Experimenters observed and recorded the occurrence or nonoccurrence of academic readiness behavior during all experimental conditions. The independent variable in effect for students was the token economy system as implemented by staff participants in each condition.
Figure 1 shows the percentage of token economy steps implemented correctly across staff participants. Token economy implementation did not occur during pretraining; the combined procedural integrity for all staff was 0%. During training, implementation, and self-monitoring, the mean percentage of token economy steps implemented correctly for all participants was 70% (range, 45% to 82%), 45% (range, 0% to 91%), and 84% (range, 45% to 100%), respectively. Figure 2 shows the relation between levels of procedural integrity and student behavior across experimental conditions and participants. Mean engagement in academic readiness behaviors during pretraining, training, implementation, and self-monitoring was 25% (range, 20% to 40%), 95% (range, 80% to 100%), 52% (range, 0% to 100%), and 89% (range, 20% to 100%), respectively.

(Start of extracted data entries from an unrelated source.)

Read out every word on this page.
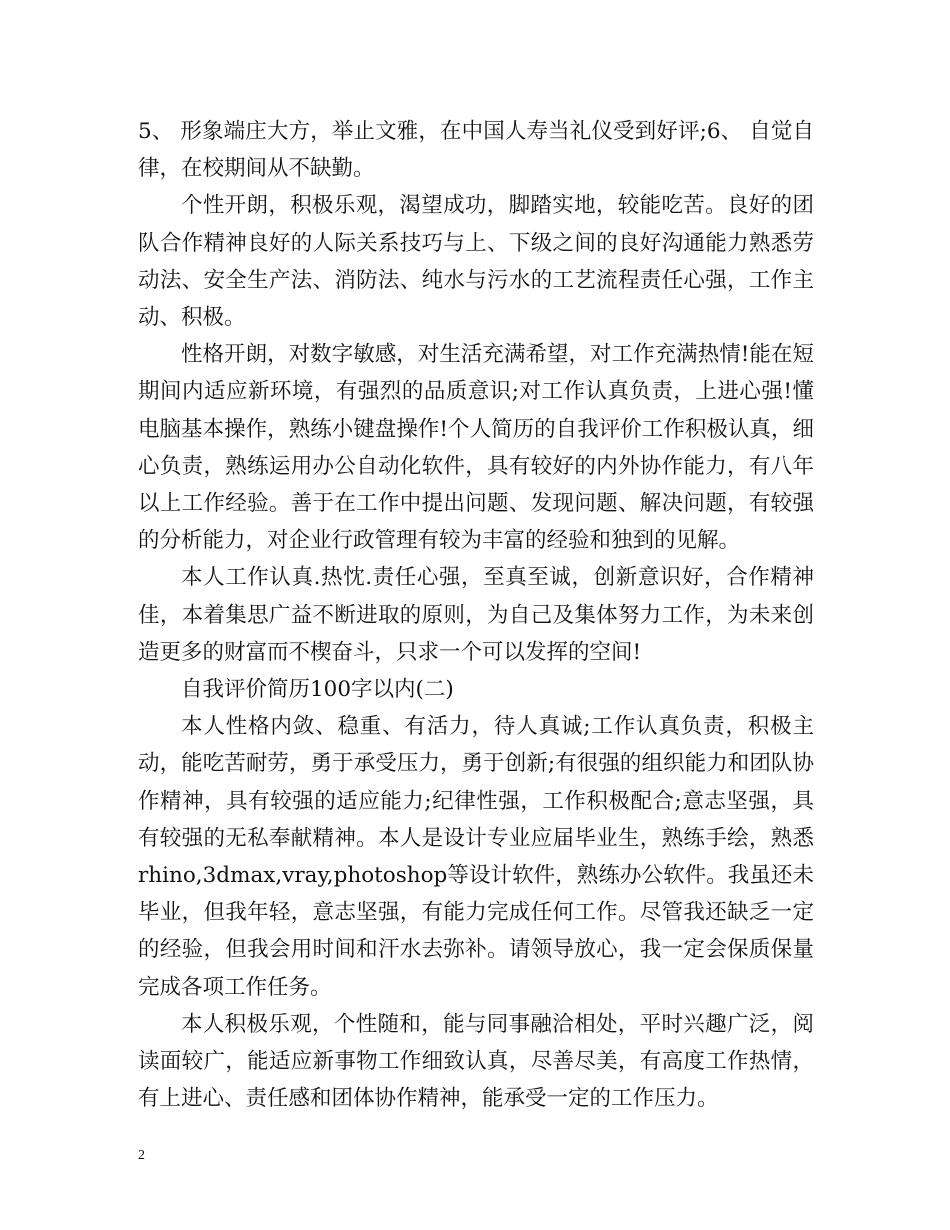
5、 形象端庄大方，举止文雅，在中国人寿当礼仪受到好评;6、 自觉自律，在校期间从不缺勤。

个性开朗，积极乐观，渴望成功，脚踏实地，较能吃苦。良好的团队合作精神良好的人际关系技巧与上、下级之间的良好沟通能力熟悉劳动法、安全生产法、消防法、纯水与污水的工艺流程责任心强，工作主动、积极。

性格开朗，对数字敏感，对生活充满希望，对工作充满热情!能在短期间内适应新环境，有强烈的品质意识;对工作认真负责，上进心强!懂电脑基本操作，熟练小键盘操作!个人简历的自我评价工作积极认真，细心负责，熟练运用办公自动化软件，具有较好的内外协作能力，有八年以上工作经验。善于在工作中提出问题、发现问题、解决问题，有较强的分析能力，对企业行政管理有较为丰富的经验和独到的见解。

本人工作认真.热忱.责任心强，至真至诚，创新意识好，合作精神佳，本着集思广益不断进取的原则，为自己及集体努力工作，为未来创造更多的财富而不楔奋斗，只求一个可以发挥的空间!

自我评价简历100字以内(二)

本人性格内敛、稳重、有活力，待人真诚;工作认真负责，积极主动，能吃苦耐劳，勇于承受压力，勇于创新;有很强的组织能力和团队协作精神，具有较强的适应能力;纪律性强，工作积极配合;意志坚强，具有较强的无私奉献精神。本人是设计专业应届毕业生，熟练手绘，熟悉rhino,3dmax,vray,photoshop等设计软件，熟练办公软件。我虽还未毕业，但我年轻，意志坚强，有能力完成任何工作。尽管我还缺乏一定的经验，但我会用时间和汗水去弥补。请领导放心，我一定会保质保量完成各项工作任务。

本人积极乐观，个性随和，能与同事融洽相处，平时兴趣广泛，阅读面较广，能适应新事物工作细致认真，尽善尽美，有高度工作热情，有上进心、责任感和团体协作精神，能承受一定的工作压力。

2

The results suggest that self-monitoring can improve the implementation of a token economy system in a public school setting. Consistent with the findings of DiGennaro et al. (2007), behavioral interventions were not implemented accurately following initial training. This investigation extends previous procedural integrity research by demonstrating the effectiveness of self-monitoring for increasing posttraining procedural integrity levels with minimal support provided by external agents. Future researchers should evaluate long-term implementation while employing school personnel (e.g., school psychologist) to collect self-monitoring data and evaluate procedural integrity.

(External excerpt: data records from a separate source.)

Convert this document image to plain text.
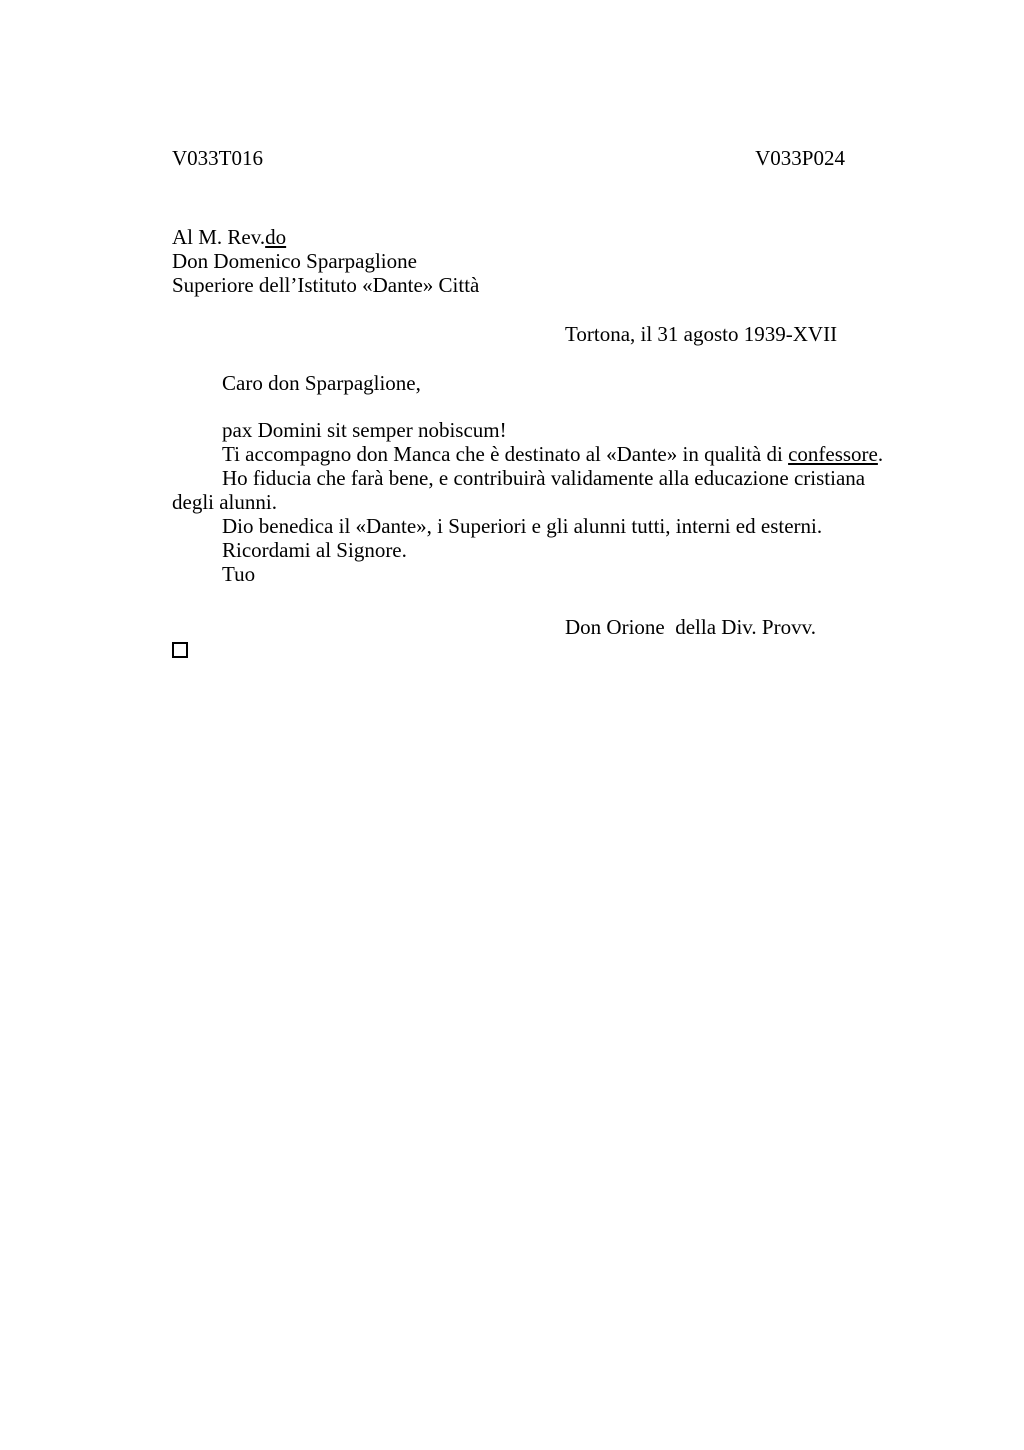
V033T016	V033P024
Al M. Rev.do
Don Domenico Sparpaglione
Superiore dell’Istituto «Dante» Città
Tortona, il 31 agosto 1939-XVII
Caro don Sparpaglione,
pax Domini sit semper nobiscum!
Ti accompagno don Manca che è destinato al «Dante» in qualità di confessore.
Ho fiducia che farà bene, e contribuirà validamente alla educazione cristiana
degli alunni.
Dio benedica il «Dante», i Superiori e gli alunni tutti, interni ed esterni.
Ricordami al Signore.
Tuo
Don Orione  della Div. Provv.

Although these results demonstrate positive outcomes, some limitations should be considered. First, staff and student participants demonstrated variability in responding following the introduction of self-monitoring procedures. The cause of variability was unknown, although procedural integrity may have been controlled by competing demands, and academic readiness behavior could have been controlled by the accurate or inaccurate implementation of specific token economy components as opposed to the overall procedural integrity within a token economy session. Future researchers could isolate the effects of individual components on student outcomes. Second, Ingrid's accelerating trend in procedural integrity during the implementation condition suggests that an unknown variable contributed to this increase. This may have been due to observation of other educators implementing the procedure accurately or to practice effects over the extended baseline period. Future research could address this limitation by examining the effects of observing accurate implementation on rates of procedural integrity.
Despite these limitations, this investigation extends previous research by demonstrating the efficacy of self-monitoring for supporting accurate token economy implementation in a public school setting. In addition, student participants demonstrated improvements in academic readiness behaviors following the introduction of the token economy. The use of self-management practices in school settings may be an effective and efficient approach to improve implementation of school-based interventions.
This investigation was funded by the Office of Special Education and Rehabilitative Services of the U.S. Department of Education (Grant H325D030060). We thank Mary Mariage for her collaboration and support.